俺は宿の外に出て、そこで白目を剥いて痙攣しているスーツの男を見つけた。
この世界でスーツの男にはいい思い出がない(森の悪魔回参照)ので、警戒しながら近づき、十字架を見せる。
男は動かなくなった。
部屋に運び込んだ男が目を覚ましたので、「お前はドラキュラだろう」というと、男はそうだと言った。
「その通り、私はドラキュラです。しっかし、私たちの弱点が十字架と銀だって、よく分かりましたね」
「いや、俺の生まれた地域で、そういう言い伝えがあってな。そんなことより、どうしてこの町に来たんだ」
「魔王様の命令ですよ。何でも、幹部も一目おく森の悪魔がやられたんで、池に魔王軍も倒しあぐねる怪物を潜ませたのですが、それも倒されたそうで。そこで私のご登場という訳です」
男は誇らしげに言った。どうやら、魔王軍の間で、このアルトはすっかり有名になってしまったらしい。
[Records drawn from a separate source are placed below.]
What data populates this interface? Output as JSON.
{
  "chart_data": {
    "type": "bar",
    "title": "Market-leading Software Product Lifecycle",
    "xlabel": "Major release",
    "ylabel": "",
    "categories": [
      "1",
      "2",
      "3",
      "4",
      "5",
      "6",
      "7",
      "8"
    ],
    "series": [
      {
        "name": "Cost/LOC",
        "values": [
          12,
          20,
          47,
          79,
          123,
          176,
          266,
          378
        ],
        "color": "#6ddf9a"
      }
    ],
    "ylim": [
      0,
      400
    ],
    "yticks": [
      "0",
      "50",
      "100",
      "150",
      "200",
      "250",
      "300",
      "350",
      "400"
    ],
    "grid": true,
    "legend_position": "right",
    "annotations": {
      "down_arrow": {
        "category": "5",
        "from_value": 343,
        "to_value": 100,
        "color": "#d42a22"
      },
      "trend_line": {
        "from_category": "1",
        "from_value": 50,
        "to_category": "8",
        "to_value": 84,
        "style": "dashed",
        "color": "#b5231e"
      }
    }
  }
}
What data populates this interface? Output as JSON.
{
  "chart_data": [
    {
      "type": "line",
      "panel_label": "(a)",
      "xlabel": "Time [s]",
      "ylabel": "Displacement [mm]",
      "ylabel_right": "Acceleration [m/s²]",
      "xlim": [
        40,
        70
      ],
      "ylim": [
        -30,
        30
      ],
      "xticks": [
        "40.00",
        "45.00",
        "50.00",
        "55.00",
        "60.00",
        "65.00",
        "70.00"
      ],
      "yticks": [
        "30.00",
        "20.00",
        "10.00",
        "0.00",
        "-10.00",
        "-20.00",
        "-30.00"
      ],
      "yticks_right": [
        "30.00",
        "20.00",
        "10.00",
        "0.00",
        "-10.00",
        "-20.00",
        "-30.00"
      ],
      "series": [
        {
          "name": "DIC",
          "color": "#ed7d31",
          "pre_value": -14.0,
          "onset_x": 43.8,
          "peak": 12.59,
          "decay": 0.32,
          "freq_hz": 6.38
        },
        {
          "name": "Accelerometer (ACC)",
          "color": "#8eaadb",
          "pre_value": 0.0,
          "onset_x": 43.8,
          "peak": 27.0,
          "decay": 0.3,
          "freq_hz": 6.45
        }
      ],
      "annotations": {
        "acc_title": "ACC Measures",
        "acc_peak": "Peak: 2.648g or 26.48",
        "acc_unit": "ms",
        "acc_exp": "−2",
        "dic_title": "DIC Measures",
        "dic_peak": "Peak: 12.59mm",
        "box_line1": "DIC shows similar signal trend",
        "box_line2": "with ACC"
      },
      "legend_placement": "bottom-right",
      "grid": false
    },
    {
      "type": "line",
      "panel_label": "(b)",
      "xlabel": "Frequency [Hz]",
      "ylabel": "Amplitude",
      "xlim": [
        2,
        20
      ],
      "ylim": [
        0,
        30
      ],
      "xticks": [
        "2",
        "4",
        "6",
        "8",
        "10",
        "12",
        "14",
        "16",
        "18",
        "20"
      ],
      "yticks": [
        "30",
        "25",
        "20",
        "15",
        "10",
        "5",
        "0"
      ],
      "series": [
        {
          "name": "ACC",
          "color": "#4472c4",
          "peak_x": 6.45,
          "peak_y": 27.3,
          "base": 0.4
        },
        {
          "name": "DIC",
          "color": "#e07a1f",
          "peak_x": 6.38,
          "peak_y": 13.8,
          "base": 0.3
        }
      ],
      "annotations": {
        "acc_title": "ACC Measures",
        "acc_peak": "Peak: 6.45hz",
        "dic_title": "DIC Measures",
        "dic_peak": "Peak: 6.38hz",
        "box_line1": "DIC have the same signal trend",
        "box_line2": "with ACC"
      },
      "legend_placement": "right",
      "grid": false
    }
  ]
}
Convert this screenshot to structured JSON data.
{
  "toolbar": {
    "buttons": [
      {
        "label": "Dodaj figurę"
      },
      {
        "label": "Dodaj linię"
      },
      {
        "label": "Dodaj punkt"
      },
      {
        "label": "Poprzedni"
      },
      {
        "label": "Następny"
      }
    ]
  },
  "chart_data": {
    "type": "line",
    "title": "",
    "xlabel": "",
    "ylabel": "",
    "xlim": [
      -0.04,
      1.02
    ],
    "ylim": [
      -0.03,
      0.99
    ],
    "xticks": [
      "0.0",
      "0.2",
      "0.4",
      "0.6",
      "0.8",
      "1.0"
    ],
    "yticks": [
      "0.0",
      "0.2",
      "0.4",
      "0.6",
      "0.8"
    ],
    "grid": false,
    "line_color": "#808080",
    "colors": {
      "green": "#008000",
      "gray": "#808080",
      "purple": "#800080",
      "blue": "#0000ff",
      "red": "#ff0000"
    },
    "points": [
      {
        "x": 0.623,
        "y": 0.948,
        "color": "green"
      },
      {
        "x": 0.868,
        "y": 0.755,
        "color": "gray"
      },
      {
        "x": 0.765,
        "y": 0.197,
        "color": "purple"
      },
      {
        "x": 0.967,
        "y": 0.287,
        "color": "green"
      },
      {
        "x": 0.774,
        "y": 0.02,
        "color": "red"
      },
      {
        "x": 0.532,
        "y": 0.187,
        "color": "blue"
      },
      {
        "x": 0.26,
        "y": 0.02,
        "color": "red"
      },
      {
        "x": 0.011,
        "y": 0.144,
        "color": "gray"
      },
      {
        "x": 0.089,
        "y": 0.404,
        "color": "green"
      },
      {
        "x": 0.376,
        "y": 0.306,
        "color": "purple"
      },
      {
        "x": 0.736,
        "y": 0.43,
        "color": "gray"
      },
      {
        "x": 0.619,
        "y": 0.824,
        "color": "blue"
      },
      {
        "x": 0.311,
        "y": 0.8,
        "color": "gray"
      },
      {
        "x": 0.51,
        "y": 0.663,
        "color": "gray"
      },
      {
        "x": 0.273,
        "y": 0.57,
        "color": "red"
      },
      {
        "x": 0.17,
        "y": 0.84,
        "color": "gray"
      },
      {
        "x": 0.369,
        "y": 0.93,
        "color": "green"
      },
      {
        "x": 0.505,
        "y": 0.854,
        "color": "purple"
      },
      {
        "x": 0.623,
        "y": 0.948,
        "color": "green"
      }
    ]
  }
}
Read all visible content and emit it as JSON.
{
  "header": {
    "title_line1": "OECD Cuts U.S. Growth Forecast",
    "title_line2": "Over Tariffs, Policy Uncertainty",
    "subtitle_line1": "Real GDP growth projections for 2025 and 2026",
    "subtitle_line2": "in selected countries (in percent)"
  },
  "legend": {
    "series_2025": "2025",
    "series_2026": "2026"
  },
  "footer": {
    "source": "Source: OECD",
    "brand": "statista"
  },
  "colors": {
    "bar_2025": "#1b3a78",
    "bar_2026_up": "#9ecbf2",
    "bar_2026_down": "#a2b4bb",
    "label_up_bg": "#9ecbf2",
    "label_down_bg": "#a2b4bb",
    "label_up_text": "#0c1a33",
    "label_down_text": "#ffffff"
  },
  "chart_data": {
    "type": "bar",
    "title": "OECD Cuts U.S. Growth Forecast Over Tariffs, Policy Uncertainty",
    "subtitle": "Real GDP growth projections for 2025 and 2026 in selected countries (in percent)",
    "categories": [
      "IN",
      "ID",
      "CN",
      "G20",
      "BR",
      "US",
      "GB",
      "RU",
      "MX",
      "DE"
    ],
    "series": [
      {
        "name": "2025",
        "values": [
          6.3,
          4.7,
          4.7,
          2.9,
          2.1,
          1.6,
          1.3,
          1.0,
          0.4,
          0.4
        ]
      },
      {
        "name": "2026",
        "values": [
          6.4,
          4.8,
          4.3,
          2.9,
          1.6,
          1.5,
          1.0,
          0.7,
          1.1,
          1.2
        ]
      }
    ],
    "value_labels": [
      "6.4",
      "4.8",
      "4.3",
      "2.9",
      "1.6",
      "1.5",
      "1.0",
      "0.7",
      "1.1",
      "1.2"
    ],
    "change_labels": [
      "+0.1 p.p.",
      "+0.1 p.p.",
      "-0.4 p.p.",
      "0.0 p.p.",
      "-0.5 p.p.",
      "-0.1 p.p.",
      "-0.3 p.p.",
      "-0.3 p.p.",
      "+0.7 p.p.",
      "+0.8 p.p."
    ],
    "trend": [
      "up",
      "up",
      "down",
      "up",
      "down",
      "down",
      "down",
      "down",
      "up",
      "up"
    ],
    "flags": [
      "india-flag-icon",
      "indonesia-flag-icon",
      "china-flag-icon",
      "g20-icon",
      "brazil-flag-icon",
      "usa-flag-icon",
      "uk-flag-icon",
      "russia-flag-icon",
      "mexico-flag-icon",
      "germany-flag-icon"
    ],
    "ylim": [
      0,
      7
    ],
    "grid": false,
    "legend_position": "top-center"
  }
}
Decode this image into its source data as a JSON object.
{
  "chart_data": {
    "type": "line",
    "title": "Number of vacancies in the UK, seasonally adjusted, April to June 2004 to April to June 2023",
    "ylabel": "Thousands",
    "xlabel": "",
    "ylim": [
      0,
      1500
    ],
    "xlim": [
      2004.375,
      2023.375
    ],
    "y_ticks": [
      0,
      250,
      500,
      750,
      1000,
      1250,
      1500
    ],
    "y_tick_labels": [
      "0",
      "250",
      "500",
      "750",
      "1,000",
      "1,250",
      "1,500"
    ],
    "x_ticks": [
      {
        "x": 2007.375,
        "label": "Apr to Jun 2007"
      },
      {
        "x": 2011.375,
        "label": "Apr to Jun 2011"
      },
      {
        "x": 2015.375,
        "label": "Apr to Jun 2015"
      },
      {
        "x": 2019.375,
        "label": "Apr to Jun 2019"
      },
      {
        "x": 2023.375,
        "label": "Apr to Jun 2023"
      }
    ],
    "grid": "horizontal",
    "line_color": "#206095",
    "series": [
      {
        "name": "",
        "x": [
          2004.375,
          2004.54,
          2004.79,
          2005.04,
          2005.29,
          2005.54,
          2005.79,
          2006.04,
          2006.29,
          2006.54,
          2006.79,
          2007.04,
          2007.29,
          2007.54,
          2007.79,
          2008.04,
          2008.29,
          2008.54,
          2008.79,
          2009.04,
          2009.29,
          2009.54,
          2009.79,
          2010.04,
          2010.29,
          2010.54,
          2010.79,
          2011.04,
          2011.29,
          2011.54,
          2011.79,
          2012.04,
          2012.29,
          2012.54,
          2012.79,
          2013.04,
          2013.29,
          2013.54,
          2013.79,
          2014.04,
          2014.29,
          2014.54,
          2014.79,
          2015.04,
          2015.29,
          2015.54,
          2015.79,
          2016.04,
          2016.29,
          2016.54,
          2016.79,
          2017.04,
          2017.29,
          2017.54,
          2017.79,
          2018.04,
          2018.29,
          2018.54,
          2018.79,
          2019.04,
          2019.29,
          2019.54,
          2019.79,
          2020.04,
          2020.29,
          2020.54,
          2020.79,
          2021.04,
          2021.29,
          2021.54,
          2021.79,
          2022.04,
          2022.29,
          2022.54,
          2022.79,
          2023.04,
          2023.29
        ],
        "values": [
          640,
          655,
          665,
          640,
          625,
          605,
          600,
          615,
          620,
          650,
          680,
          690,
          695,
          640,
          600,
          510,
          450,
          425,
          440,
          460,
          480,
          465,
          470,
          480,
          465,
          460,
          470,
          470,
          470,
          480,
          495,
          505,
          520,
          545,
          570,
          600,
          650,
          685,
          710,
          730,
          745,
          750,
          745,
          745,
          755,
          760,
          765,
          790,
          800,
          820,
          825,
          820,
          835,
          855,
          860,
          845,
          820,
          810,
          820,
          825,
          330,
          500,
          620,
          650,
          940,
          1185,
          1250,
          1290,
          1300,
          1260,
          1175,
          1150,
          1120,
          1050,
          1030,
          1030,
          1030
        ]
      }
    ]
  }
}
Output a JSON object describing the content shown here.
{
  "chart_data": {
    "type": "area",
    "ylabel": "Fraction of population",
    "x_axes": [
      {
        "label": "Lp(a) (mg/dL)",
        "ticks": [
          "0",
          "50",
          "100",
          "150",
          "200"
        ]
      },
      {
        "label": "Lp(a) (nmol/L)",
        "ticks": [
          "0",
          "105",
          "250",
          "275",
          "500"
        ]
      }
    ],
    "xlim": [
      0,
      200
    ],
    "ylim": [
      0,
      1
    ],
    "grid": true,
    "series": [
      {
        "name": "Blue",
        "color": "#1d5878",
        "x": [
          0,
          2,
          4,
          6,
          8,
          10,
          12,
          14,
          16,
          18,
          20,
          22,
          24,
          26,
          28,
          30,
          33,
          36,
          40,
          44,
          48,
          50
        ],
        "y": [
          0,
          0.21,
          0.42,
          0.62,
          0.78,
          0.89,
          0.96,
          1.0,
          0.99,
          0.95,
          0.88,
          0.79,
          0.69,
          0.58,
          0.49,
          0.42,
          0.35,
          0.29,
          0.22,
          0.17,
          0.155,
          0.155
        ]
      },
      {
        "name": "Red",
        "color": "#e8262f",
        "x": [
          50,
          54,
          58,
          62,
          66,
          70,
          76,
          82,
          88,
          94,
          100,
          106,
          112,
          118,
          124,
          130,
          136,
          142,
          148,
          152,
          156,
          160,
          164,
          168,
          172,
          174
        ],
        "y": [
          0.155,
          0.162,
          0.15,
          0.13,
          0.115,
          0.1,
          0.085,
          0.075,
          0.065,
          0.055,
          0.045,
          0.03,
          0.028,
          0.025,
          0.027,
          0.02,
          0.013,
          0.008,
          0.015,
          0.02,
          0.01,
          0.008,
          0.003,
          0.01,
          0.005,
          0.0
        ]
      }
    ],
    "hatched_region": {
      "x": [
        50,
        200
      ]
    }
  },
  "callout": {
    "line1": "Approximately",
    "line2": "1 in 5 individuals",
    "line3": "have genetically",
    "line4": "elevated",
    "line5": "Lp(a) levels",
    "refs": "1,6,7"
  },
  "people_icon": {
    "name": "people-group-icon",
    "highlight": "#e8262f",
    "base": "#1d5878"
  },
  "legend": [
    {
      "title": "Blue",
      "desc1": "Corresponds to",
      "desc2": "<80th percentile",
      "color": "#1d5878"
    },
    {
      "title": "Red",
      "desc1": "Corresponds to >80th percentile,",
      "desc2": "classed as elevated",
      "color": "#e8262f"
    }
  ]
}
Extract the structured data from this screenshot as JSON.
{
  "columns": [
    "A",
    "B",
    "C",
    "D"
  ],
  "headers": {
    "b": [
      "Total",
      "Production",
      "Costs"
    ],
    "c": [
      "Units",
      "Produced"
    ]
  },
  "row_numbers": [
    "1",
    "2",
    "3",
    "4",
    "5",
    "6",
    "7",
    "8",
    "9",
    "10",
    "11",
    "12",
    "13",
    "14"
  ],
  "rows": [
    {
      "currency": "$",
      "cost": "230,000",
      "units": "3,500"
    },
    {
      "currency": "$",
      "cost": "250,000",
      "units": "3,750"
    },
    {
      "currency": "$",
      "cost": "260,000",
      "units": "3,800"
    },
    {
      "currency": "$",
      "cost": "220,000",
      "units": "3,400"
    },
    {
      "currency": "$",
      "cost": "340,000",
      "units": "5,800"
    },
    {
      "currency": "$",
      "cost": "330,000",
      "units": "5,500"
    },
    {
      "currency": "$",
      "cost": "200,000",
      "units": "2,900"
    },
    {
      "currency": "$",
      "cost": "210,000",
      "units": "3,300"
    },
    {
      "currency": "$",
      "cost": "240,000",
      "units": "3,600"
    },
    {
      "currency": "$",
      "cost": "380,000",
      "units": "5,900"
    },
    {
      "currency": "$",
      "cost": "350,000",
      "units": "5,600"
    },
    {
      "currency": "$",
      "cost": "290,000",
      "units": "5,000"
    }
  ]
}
「はあ、さてどうしたもんかね……。とりあえず、コウモリを町にうろちょろさせるのはやめてくれないかね」
「やですよ、情報収集のために飛ばしているんだから。それじゃあ私はもう帰りますね」
「だめだ」
俺は窓から帰ろうとする不躾なドラキュラの肩に、銀の杖をポンとおいた。
とりあえず、コウモリを飛ばさないことと、町にあまりちょっかいをかけないことを、十字架を突きつけながら認めさせ、哀れなドラキュラは返してあげた。
しかし、ドラキュラはすぐに約束を破ったのである。
次の日、町の東から、膨大な数のコウモリが攻めてきたのだ。
俺たちは、ギルドに集められた。
「えー、このコウモリは、おそらく魔王軍の仕業でしょう。ドラキュラあたりが怪しいですね」
ギルドの人は言う。
「じゃあ、さっさとやっつけるか。コウモリくらい、どうってことない」
「いえいえ、あれに噛まれると、自分もドラキュラになってしまいます。気をつけてください」
「ひえ、やべえな」
皆は東に集まり、魔法を打ちまくる。
遠距離では圧倒的にこちらが有利で、あっという間にコウモリの半数以上が死んだ。
しかし、残りはどんどんと進んでくる。
「もっと魔法を打つんだ。近づかれたら終わりだぞ」
ハンドンは慌てている。俺も必死に魔法を打ちまくった。
数十分後、俺たちは何とかコウモリを全滅させることに成功した。
「明らかにモンスターが多すぎる。今後も、十分警戒してクエストにのぞんでくれ」
ハンドンは皆をねぎらいながら言った。
そして、その後アルトには恐ろしき敵が攻めてくることを、俺たちは知らなかった。